Sunday, September 6, 2009

Libraries with No Books

A few days ago, I read an online article on The Boston Globe by David Abel. The article was explaining how the New England prep school the Cushing Academy is riding their entire library of our 20,000 books and replacing it with digital screens, places for laptops, etc.

The first question that entered my mind was how the library cannot invite the Library without booksdigital books and books online along with the books? I’m all for the convenience of modern technology, but there are many things that technology cannot completely take the place of without consequences and one of those is books. What has been working well for centuries shouldn’t just end because one generation found an invention they liked better.

It was mentioned in the article that the staff of Cushing believe it is the start of a new era. The problems I foresee, aside from losing the pure love of books, are what if there was a power surge? What about the effects on the eyes as people do more reading on a computer screen? Like the television the computer screen can affect the brain waves as well. The author also pointed out various other problems with digital "books" such as sand, liquids and the cost of accessing the materials as many of the materials online are not free.

I'm also not in agreement with the library bringing in a coffee shop containing and encouraging the use of legally addictive stimulants for youth. Not just any coffee shop mind you, but a $50,000 coffee shop that will include a $12,000 cappuccino machine.

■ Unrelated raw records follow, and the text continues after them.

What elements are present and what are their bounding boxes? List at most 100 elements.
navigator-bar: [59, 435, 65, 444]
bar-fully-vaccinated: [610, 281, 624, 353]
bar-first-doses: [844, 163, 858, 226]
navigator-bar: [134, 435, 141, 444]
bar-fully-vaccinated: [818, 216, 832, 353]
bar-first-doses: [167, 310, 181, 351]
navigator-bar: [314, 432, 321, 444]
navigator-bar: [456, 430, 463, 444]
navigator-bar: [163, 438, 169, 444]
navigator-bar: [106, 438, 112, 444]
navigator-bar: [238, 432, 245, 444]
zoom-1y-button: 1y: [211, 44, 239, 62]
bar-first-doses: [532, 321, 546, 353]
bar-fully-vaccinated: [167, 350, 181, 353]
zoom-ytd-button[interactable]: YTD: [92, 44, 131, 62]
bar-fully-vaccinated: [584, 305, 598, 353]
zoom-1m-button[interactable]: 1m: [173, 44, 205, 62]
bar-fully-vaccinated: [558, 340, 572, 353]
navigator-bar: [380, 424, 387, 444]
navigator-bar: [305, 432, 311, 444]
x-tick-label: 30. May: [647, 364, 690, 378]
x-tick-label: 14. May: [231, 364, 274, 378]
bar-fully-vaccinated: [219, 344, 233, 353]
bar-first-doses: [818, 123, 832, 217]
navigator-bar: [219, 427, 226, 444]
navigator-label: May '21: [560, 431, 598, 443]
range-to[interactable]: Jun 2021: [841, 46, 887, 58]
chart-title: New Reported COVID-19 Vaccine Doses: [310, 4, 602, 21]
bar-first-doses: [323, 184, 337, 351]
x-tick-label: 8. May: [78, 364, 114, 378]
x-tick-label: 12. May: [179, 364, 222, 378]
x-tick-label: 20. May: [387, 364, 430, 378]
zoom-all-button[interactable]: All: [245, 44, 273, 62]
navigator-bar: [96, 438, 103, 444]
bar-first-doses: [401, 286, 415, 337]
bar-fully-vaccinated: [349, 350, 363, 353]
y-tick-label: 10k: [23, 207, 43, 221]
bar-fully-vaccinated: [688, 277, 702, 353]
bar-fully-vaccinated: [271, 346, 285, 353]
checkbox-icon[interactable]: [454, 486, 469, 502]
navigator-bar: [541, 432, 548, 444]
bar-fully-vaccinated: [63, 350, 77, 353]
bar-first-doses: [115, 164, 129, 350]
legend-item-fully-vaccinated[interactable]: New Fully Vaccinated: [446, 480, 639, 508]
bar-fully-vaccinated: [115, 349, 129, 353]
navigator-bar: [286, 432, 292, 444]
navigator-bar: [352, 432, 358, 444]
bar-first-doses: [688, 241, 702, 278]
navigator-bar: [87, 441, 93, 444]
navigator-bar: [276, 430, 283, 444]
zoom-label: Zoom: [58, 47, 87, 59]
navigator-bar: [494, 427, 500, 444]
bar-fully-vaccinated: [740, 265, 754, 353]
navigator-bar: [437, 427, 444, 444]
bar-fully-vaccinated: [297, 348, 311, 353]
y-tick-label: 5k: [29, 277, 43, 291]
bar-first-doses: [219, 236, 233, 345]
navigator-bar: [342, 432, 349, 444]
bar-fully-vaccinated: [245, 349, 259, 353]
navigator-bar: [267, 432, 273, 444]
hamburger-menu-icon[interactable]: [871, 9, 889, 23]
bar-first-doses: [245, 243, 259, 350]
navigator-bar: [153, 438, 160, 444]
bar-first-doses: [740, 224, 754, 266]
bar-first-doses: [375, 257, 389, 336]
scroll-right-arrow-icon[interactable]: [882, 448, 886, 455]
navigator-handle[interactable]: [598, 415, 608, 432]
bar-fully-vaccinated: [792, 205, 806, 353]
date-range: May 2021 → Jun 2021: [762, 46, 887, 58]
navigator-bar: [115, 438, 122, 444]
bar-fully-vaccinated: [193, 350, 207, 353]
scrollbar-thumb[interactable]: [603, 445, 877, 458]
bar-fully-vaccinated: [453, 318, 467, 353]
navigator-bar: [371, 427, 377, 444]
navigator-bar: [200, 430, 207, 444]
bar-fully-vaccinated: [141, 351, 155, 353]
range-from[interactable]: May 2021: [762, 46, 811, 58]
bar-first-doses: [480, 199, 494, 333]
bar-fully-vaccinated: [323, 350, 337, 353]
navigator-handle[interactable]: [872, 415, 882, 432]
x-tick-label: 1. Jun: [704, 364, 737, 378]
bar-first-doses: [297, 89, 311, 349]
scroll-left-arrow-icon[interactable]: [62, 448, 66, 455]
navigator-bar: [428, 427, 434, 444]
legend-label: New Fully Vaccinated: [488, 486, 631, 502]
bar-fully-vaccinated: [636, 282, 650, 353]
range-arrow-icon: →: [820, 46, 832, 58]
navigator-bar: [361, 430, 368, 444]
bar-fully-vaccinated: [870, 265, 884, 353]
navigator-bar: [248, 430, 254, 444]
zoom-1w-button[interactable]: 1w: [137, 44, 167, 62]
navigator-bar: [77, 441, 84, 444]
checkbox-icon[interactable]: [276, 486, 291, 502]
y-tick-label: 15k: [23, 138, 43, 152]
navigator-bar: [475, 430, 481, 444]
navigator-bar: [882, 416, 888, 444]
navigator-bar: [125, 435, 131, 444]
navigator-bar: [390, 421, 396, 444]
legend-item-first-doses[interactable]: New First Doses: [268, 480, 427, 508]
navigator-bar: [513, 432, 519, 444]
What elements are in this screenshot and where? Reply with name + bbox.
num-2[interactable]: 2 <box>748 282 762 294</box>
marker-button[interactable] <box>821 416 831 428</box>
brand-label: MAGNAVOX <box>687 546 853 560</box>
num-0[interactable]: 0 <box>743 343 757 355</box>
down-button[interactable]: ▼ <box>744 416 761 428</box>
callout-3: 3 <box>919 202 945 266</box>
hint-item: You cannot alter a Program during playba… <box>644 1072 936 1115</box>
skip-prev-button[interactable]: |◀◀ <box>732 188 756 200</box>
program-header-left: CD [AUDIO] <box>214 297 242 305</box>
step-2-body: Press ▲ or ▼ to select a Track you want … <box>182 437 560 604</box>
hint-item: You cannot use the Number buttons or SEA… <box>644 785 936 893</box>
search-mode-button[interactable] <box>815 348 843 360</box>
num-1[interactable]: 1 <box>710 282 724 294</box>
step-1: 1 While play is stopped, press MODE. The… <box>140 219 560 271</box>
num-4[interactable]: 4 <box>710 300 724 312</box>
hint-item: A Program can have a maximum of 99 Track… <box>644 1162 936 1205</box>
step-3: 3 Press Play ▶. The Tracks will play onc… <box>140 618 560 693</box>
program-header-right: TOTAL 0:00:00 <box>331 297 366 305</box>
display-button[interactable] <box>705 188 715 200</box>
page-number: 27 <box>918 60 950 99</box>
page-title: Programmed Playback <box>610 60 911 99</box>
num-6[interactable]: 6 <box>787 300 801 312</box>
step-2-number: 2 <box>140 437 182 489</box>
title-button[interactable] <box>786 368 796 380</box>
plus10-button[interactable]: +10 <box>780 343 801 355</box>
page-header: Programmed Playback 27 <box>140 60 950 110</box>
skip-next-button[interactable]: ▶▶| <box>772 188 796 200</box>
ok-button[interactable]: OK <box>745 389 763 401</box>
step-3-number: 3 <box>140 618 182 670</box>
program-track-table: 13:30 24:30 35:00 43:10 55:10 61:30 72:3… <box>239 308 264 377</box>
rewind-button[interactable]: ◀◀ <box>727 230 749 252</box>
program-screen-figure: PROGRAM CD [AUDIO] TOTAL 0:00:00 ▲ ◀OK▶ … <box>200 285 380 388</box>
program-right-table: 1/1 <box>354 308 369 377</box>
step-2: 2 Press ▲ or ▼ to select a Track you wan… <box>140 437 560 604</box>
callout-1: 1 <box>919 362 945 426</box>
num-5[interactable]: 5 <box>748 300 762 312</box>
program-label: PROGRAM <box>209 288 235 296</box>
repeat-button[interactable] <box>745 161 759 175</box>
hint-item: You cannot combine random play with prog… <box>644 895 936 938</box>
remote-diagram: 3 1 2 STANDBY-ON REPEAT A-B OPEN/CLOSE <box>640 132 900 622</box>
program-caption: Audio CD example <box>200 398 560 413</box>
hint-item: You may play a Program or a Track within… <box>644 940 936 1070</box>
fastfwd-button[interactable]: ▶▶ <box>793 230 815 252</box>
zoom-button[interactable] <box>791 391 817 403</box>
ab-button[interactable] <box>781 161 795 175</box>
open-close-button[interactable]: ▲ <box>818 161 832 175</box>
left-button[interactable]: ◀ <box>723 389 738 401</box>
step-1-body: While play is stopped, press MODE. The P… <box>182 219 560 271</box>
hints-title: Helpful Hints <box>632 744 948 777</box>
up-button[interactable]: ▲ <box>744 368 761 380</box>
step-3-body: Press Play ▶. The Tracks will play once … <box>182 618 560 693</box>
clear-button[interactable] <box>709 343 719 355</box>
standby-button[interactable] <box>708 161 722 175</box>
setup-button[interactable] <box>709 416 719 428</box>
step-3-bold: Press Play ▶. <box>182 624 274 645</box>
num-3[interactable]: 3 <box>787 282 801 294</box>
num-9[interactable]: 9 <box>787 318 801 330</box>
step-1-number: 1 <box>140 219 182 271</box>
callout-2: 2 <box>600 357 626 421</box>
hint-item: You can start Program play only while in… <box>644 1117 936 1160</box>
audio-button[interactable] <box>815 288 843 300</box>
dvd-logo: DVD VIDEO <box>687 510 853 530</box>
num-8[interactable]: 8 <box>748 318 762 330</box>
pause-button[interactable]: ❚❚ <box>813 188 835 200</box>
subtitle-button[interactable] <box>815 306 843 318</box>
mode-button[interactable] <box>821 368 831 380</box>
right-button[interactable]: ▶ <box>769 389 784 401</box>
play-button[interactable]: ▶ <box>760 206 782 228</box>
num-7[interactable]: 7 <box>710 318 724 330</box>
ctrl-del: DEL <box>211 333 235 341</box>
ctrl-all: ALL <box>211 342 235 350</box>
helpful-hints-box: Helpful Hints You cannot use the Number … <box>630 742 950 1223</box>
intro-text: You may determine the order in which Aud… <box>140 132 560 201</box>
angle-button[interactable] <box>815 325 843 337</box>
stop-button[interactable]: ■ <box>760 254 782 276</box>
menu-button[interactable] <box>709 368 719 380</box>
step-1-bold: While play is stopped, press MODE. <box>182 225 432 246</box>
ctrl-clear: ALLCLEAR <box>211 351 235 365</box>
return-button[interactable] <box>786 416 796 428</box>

We travel an hour away to go to libraries in a large city nearest us. We have access to almost twenty libraries that inter-loan. I cannot imagine not being able to browse through the shelves, picking out books that catch my eye. Sometimes the spiral bound cookbooks are my favorites to browse, or books that are warn on the covers and pages dog-earring showing me that this was a well-read and well-loved book.

I write ebooks and articles, most of which are featured online. That still doesn’t replace the value of a book in my mind. Call me old fashioned but I love a book, a real book.

-Shiloah B.


Photo of old books by:  Ivan Vicencio (Pepo)

2 comments:

The Greevers Posse said...

Reminds me of the movie (2002 version) The Time Machine. The main character enters into the future where there are no books, libraries or museums…all is replaced by a digitalized hologram tour guide.
Fate would have it that everything was destroyed by means of catastrophe and thus leaving this computerized system useless.

As a result, not having any books, civilization receded to a primitive state because all means of education were lost.

The only way we can successfully preserve our history & secure our education for the future is through the preservation of our literature more specifically, the classics.

* said...

"Without libraries what have we? We have no past and no future." -- Ray Bradbury.

In graduate school we discussed the demise of the library, the book. (I have a MLIS, that is, a Masters in Library & Information Science.) That was back in 1998 before the Kindel, the Iphone, and mass owned hand-held reading devices.

Technology keeps evolving and the beauty of a good Librarian is that he/she taps into that and evolves along with it, to some degree.

But getting rid of all books in a library in favor of technology? What kind of Librarian would do that? None that I know and certainly not me.